Uno de los problemas más evidentes es la duración excesiva de los procesos judiciales. Casos penales, civiles y de familia pueden tardar años en resolverse, afectando gravemente a quienes dependen de una decisión justa y oportuna. Esto socava el principio de seguridad jurídica. En muchos tribunales, las audiencias se aplazan por razones tan básicas como la ausencia del juez, la inasistencia injustificada de una de las partes, o fallas en la notificación. ¿Qué mensaje se le está enviando al ciudadano? ¿Cómo es posible que abogados o partes involucradas no comparezcan sin presentar siquiera una excusa? Y cuando se notifica con tiempo y aun así no asisten, ¿quién asume la responsabilidad?

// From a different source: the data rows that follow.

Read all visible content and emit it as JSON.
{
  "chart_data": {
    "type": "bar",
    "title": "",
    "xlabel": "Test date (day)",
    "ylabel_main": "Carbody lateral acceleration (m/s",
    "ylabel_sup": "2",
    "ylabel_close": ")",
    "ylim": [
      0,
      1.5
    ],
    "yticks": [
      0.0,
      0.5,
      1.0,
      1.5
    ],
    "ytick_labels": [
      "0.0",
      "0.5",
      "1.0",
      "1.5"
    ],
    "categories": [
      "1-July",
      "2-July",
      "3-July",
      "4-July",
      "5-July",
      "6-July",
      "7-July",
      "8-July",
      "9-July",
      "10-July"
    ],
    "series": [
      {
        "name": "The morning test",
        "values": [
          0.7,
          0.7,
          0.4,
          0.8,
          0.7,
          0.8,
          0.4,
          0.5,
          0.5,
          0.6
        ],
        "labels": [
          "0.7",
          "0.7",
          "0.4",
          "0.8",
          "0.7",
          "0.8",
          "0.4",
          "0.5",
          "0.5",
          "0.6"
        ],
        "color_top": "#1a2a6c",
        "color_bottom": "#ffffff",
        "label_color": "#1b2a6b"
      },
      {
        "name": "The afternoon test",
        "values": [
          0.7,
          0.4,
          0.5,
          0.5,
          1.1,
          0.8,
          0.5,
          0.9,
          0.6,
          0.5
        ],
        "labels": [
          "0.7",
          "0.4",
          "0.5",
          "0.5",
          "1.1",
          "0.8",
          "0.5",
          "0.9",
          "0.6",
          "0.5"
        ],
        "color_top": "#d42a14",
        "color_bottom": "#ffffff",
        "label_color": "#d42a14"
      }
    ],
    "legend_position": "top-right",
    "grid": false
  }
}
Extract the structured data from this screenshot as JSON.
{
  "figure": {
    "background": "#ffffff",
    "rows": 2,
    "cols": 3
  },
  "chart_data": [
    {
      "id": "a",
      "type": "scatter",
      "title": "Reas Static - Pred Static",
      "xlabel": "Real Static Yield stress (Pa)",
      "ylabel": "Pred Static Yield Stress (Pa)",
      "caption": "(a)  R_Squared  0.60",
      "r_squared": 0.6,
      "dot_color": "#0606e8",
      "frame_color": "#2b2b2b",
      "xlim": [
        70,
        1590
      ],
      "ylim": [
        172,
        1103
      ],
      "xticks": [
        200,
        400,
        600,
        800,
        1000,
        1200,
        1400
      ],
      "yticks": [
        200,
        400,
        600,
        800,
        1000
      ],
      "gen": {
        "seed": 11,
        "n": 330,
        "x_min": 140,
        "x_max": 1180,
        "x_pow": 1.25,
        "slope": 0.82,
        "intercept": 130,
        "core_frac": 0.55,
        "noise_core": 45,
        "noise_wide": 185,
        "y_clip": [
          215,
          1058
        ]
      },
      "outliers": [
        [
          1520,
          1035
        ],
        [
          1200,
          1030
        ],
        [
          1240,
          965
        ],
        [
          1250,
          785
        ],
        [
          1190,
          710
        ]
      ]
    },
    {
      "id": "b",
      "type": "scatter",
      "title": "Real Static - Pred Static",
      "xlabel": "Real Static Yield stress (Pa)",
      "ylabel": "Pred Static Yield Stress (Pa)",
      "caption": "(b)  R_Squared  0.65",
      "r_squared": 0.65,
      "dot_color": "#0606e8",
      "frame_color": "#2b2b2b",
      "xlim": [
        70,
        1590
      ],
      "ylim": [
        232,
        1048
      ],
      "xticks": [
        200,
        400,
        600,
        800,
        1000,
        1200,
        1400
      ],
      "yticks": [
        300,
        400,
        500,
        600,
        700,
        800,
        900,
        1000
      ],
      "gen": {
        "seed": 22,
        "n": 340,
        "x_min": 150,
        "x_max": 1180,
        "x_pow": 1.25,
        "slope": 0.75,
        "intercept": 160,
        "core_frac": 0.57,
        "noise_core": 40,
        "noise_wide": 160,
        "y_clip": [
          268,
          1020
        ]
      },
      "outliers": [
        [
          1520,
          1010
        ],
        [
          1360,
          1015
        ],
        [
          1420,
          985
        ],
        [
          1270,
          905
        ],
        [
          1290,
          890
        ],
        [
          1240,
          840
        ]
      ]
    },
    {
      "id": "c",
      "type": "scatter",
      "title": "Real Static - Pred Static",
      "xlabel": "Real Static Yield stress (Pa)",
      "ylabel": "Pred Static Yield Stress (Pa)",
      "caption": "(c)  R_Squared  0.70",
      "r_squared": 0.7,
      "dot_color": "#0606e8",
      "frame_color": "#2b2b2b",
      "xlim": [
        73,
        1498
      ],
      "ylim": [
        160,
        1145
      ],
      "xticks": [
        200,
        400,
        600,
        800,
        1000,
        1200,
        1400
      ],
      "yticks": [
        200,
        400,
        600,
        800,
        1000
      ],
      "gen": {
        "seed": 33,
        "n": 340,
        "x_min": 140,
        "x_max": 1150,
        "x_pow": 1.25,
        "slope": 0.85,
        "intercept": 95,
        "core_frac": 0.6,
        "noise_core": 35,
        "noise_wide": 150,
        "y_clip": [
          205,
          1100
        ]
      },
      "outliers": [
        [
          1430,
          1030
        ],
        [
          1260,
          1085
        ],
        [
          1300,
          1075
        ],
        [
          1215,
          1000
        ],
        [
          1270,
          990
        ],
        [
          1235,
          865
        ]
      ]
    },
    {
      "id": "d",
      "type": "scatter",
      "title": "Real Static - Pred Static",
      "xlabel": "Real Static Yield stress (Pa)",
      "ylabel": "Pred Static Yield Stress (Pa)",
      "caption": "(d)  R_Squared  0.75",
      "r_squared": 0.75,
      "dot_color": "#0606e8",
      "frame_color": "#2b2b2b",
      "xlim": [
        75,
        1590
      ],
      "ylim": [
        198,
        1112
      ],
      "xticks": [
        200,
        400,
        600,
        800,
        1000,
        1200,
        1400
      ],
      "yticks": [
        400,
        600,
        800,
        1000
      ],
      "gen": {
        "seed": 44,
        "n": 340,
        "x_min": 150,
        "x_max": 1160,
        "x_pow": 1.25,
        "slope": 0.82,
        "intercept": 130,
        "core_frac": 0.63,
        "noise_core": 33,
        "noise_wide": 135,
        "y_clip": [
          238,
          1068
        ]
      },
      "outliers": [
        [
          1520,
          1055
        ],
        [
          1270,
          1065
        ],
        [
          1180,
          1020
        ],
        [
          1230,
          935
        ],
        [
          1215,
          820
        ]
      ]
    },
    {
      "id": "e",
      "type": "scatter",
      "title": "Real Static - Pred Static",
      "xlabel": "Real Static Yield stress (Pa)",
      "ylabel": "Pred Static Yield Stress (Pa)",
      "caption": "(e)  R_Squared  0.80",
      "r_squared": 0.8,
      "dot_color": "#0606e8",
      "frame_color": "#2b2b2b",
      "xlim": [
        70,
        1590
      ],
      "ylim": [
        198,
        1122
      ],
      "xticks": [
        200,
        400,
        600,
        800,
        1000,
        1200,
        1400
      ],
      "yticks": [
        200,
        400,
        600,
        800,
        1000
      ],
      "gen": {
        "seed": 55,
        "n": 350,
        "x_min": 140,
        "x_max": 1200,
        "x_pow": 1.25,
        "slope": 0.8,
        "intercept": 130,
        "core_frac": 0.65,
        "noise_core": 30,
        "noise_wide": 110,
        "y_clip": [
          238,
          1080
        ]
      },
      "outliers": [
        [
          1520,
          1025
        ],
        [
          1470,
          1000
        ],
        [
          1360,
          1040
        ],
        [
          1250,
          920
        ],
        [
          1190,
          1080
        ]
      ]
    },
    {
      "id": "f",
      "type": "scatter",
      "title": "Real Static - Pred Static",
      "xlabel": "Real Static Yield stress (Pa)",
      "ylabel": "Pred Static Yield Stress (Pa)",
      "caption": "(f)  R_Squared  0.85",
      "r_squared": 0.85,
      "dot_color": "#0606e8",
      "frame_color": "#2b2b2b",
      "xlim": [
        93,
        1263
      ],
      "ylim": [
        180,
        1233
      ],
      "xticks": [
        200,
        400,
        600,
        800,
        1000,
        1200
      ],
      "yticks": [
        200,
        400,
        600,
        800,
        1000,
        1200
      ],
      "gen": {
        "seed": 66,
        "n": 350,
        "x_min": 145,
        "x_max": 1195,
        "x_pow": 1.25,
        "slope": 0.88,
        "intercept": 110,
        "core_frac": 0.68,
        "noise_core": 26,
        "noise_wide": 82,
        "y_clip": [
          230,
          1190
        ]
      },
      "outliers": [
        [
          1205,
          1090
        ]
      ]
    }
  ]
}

Otro gran problema es la desigualdad en el acceso a la justicia. Las personas con menos recursos muchas veces no cuentan con una defensa adecuada ni con el conocimiento de sus derechos. El acceso a una representación legal digna no debería depender del bolsillo de cada quien, sino ser una garantía básica en un verdadero Estado de Derecho.
También preocupa la percepción de falta de transparencia e independencia en algunos sectores del sistema judicial. Cuando la ciudadanía siente que los fallos pueden estar influenciados por el poder económico o político, la confianza institucional se quiebra. Y sin confianza en la justicia, se tambalea todo el pacto social.
Es urgente una reforma profunda: no solo para modernizar la infraestructura judicial, sino para transformar su cultura institucional. Se necesitan más jueces, mejor preparados, incorruptibles. Se necesitan procesos más ágiles, tecnología eficiente y, sobre todo, voluntad política real para poner a la justicia en el centro del desarrollo y la democracia.
El jurista romano Ulpiano definía la justicia como “la constante y perpetua voluntad de dar a cada uno lo suyo”. Hoy más que nunca, esa voluntad debe ser real. Porque la justicia no puede seguir siendo un privilegio: debe ser un derecho accesible, eficiente y profundamente humano.
Porque donde la justicia se retrasa, el Estado falla.